——コンマと符号に御注意!
句読点の打ちどころには気をつけよという警句を兼ねる笑い話のタネに、「フタエニマゲテクビニカケルジュズ」とか、「カネオクレタノム」というような電報文がよくもち出される。電報文では短い文章の中に沢山の意味を含ませようとする結果、いわゆる冗長度が小さくなって、ちょっと間違えたり点の打ちどころをちがえるだけでまったく別の意味になってしまうということが、ふつうの文章よりはるかに起こりやすいのである。
われわれ物理屋が使う数式も、コトバでいい表そうとすると千万言を必要とする内容を、一行か二行でいい表すための道具であるから、電報文と同じことがしばしばもっと極端な形で起こる。波動の伝播を記述するのは波動方程式とよばれる微分方程式であるが、この方程式のどこか一ヵ所でプラスかマイナスの符号を間違えると、とたんに波動を記述する方程式から、静的な力の釣り合いを記述する、まるで違った内容をもつ方程式になってしまう。また、すべての物質粒子はフェルミ粒子とボーズ粒子というふるまいのまったくちがう二種類の粒子に分類されるが、平衡状態でのこれらの粒子のエネルギー分布を表す式は、ただ一ヵ所符号がちがうだけである。それゆえ、これを間違うと大変なことになるのである。
分子生物学によると、一人々々の人間の性格のちがいは、基本的には遺伝子の中の分子の配列のちがいに帰着されるのだそうである。
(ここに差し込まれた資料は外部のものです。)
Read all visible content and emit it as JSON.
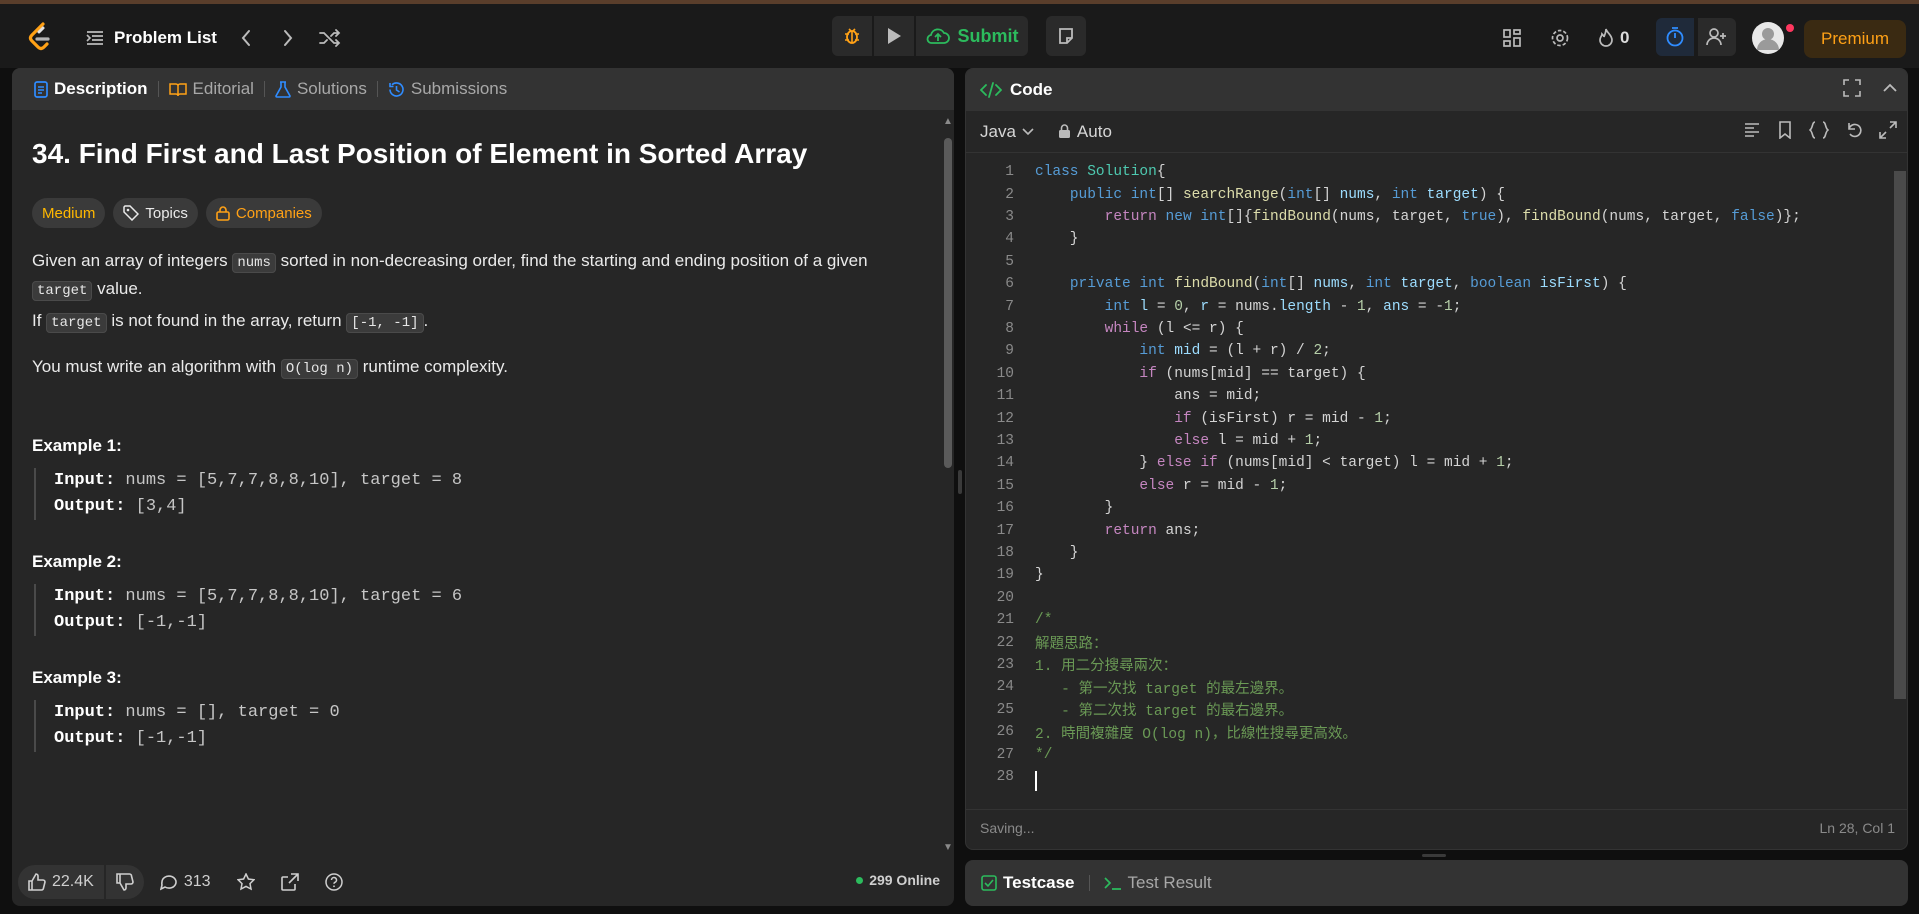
{
  "navbar": {
    "problem_list": "Problem List",
    "submit": "Submit",
    "streak_count": "0",
    "premium": "Premium"
  },
  "tabs": [
    {
      "label": "Description"
    },
    {
      "label": "Editorial"
    },
    {
      "label": "Solutions"
    },
    {
      "label": "Submissions"
    }
  ],
  "problem": {
    "title": "34. Find First and Last Position of Element in Sorted Array",
    "difficulty": "Medium",
    "topics": "Topics",
    "companies": "Companies",
    "p1_a": "Given an array of integers ",
    "p1_code": "nums",
    "p1_b": " sorted in non-decreasing order, find the starting and ending position of a given",
    "p1_code2": "target",
    "p1_c": " value.",
    "p2_a": "If ",
    "p2_code": "target",
    "p2_b": " is not found in the array, return ",
    "p2_code2": "[-1, -1]",
    "p2_c": ".",
    "p3_a": "You must write an algorithm with ",
    "p3_code": "O(log n)",
    "p3_b": " runtime complexity.",
    "examples": [
      {
        "heading": "Example 1:",
        "input_label": "Input:",
        "input": " nums = [5,7,7,8,8,10], target = 8",
        "output_label": "Output:",
        "output": " [3,4]"
      },
      {
        "heading": "Example 2:",
        "input_label": "Input:",
        "input": " nums = [5,7,7,8,8,10], target = 6",
        "output_label": "Output:",
        "output": " [-1,-1]"
      },
      {
        "heading": "Example 3:",
        "input_label": "Input:",
        "input": " nums = [], target = 0",
        "output_label": "Output:",
        "output": " [-1,-1]"
      }
    ]
  },
  "bottom": {
    "likes": "22.4K",
    "comments": "313",
    "online": "299 Online"
  },
  "code_panel": {
    "title": "Code",
    "language": "Java",
    "mode": "Auto",
    "status_left": "Saving...",
    "status_right": "Ln 28, Col 1"
  },
  "code_lines": [
    [
      [
        "kb",
        "class "
      ],
      [
        "ty",
        "Solution"
      ],
      [
        "",
        "{"
      ]
    ],
    [
      [
        "",
        "    "
      ],
      [
        "kb",
        "public "
      ],
      [
        "kb",
        "int"
      ],
      [
        "",
        "[] "
      ],
      [
        "fn",
        "searchRange"
      ],
      [
        "",
        "("
      ],
      [
        "kb",
        "int"
      ],
      [
        "",
        "[] "
      ],
      [
        "vr",
        "nums"
      ],
      [
        "",
        ", "
      ],
      [
        "kb",
        "int "
      ],
      [
        "vr",
        "target"
      ],
      [
        "",
        ") {"
      ]
    ],
    [
      [
        "",
        "        "
      ],
      [
        "kw",
        "return "
      ],
      [
        "kb",
        "new "
      ],
      [
        "kb",
        "int"
      ],
      [
        "",
        "[]{"
      ],
      [
        "fn",
        "findBound"
      ],
      [
        "",
        "(nums, target, "
      ],
      [
        "kb",
        "true"
      ],
      [
        "",
        "), "
      ],
      [
        "fn",
        "findBound"
      ],
      [
        "",
        "(nums, target, "
      ],
      [
        "kb",
        "false"
      ],
      [
        "",
        ")};"
      ]
    ],
    [
      [
        "",
        "    }"
      ]
    ],
    [
      [
        "",
        ""
      ]
    ],
    [
      [
        "",
        "    "
      ],
      [
        "kb",
        "private "
      ],
      [
        "kb",
        "int "
      ],
      [
        "fn",
        "findBound"
      ],
      [
        "",
        "("
      ],
      [
        "kb",
        "int"
      ],
      [
        "",
        "[] "
      ],
      [
        "vr",
        "nums"
      ],
      [
        "",
        ", "
      ],
      [
        "kb",
        "int "
      ],
      [
        "vr",
        "target"
      ],
      [
        "",
        ", "
      ],
      [
        "kb",
        "boolean "
      ],
      [
        "vr",
        "isFirst"
      ],
      [
        "",
        ") {"
      ]
    ],
    [
      [
        "",
        "        "
      ],
      [
        "kb",
        "int "
      ],
      [
        "vr",
        "l"
      ],
      [
        "",
        " = "
      ],
      [
        "nm",
        "0"
      ],
      [
        "",
        ", "
      ],
      [
        "vr",
        "r"
      ],
      [
        "",
        " = nums."
      ],
      [
        "vr",
        "length"
      ],
      [
        "",
        " - "
      ],
      [
        "nm",
        "1"
      ],
      [
        "",
        ", "
      ],
      [
        "vr",
        "ans"
      ],
      [
        "",
        " = -"
      ],
      [
        "nm",
        "1"
      ],
      [
        "",
        ";"
      ]
    ],
    [
      [
        "",
        "        "
      ],
      [
        "kw",
        "while "
      ],
      [
        "",
        "(l <= r) {"
      ]
    ],
    [
      [
        "",
        "            "
      ],
      [
        "kb",
        "int "
      ],
      [
        "vr",
        "mid"
      ],
      [
        "",
        " = (l + r) / "
      ],
      [
        "nm",
        "2"
      ],
      [
        "",
        ";"
      ]
    ],
    [
      [
        "",
        "            "
      ],
      [
        "kw",
        "if "
      ],
      [
        "",
        "(nums[mid] == target) {"
      ]
    ],
    [
      [
        "",
        "                ans = mid;"
      ]
    ],
    [
      [
        "",
        "                "
      ],
      [
        "kw",
        "if "
      ],
      [
        "",
        "(isFirst) r = mid - "
      ],
      [
        "nm",
        "1"
      ],
      [
        "",
        ";"
      ]
    ],
    [
      [
        "",
        "                "
      ],
      [
        "kw",
        "else "
      ],
      [
        "",
        "l = mid + "
      ],
      [
        "nm",
        "1"
      ],
      [
        "",
        ";"
      ]
    ],
    [
      [
        "",
        "            } "
      ],
      [
        "kw",
        "else if "
      ],
      [
        "",
        "(nums[mid] < target) l = mid + "
      ],
      [
        "nm",
        "1"
      ],
      [
        "",
        ";"
      ]
    ],
    [
      [
        "",
        "            "
      ],
      [
        "kw",
        "else "
      ],
      [
        "",
        "r = mid - "
      ],
      [
        "nm",
        "1"
      ],
      [
        "",
        ";"
      ]
    ],
    [
      [
        "",
        "        }"
      ]
    ],
    [
      [
        "",
        "        "
      ],
      [
        "kw",
        "return "
      ],
      [
        "",
        "ans;"
      ]
    ],
    [
      [
        "",
        "    }"
      ]
    ],
    [
      [
        "",
        "}"
      ]
    ],
    [
      [
        "",
        ""
      ]
    ],
    [
      [
        "cm",
        "/*"
      ]
    ],
    [
      [
        "cm",
        "解題思路："
      ]
    ],
    [
      [
        "cm",
        "1. 用二分搜尋兩次："
      ]
    ],
    [
      [
        "cm",
        "   - 第一次找 target 的最左邊界。"
      ]
    ],
    [
      [
        "cm",
        "   - 第二次找 target 的最右邊界。"
      ]
    ],
    [
      [
        "cm",
        "2. 時間複雜度 O(log n)，比線性搜尋更高效。"
      ]
    ],
    [
      [
        "cm",
        "*/"
      ]
    ],
    [
      [
        "",
        ""
      ]
    ]
  ],
  "test_panel": {
    "testcase": "Testcase",
    "test_result": "Test Result"
  },
  "colors": {
    "accent_orange": "#ffa116",
    "submit_green": "#2cbb5d",
    "panel_bg": "#262626",
    "page_bg": "#0f0f0f"
  },
  "icons": [
    "logo-icon",
    "list-icon",
    "chevron-left-icon",
    "chevron-right-icon",
    "shuffle-icon",
    "debug-icon",
    "play-icon",
    "cloud-upload-icon",
    "note-icon",
    "layout-icon",
    "gear-icon",
    "fire-icon",
    "timer-icon",
    "add-user-icon",
    "doc-icon",
    "book-icon",
    "flask-icon",
    "history-icon",
    "tag-icon",
    "lock-icon",
    "code-icon",
    "expand-icon",
    "collapse-icon",
    "format-icon",
    "bookmark-icon",
    "braces-icon",
    "undo-icon",
    "fullscreen-icon",
    "thumbs-up-icon",
    "thumbs-down-icon",
    "comment-icon",
    "star-icon",
    "share-icon",
    "help-icon",
    "checkbox-icon",
    "terminal-icon"
  ]
}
将来遺伝子が合成できるようになったら、遺伝子の中で分子が作っている「文章」におけるコンマの打ち方が、重大な意味をもつことになるかもしれない。
近頃は電報がめったに使われなくなり、これはまた冗長度がやたらに大きく、いい直しや繰り返しのきく電話にとって代わられたから、電報の笑い話ももうしばらくたつと意味が分からなくなって忘れられてしまい、その代わりに遺伝子の中の原子の配列が笑い話に登場するようになるかもしれない。それが人類にとって幸いなことかどうかはわからないが。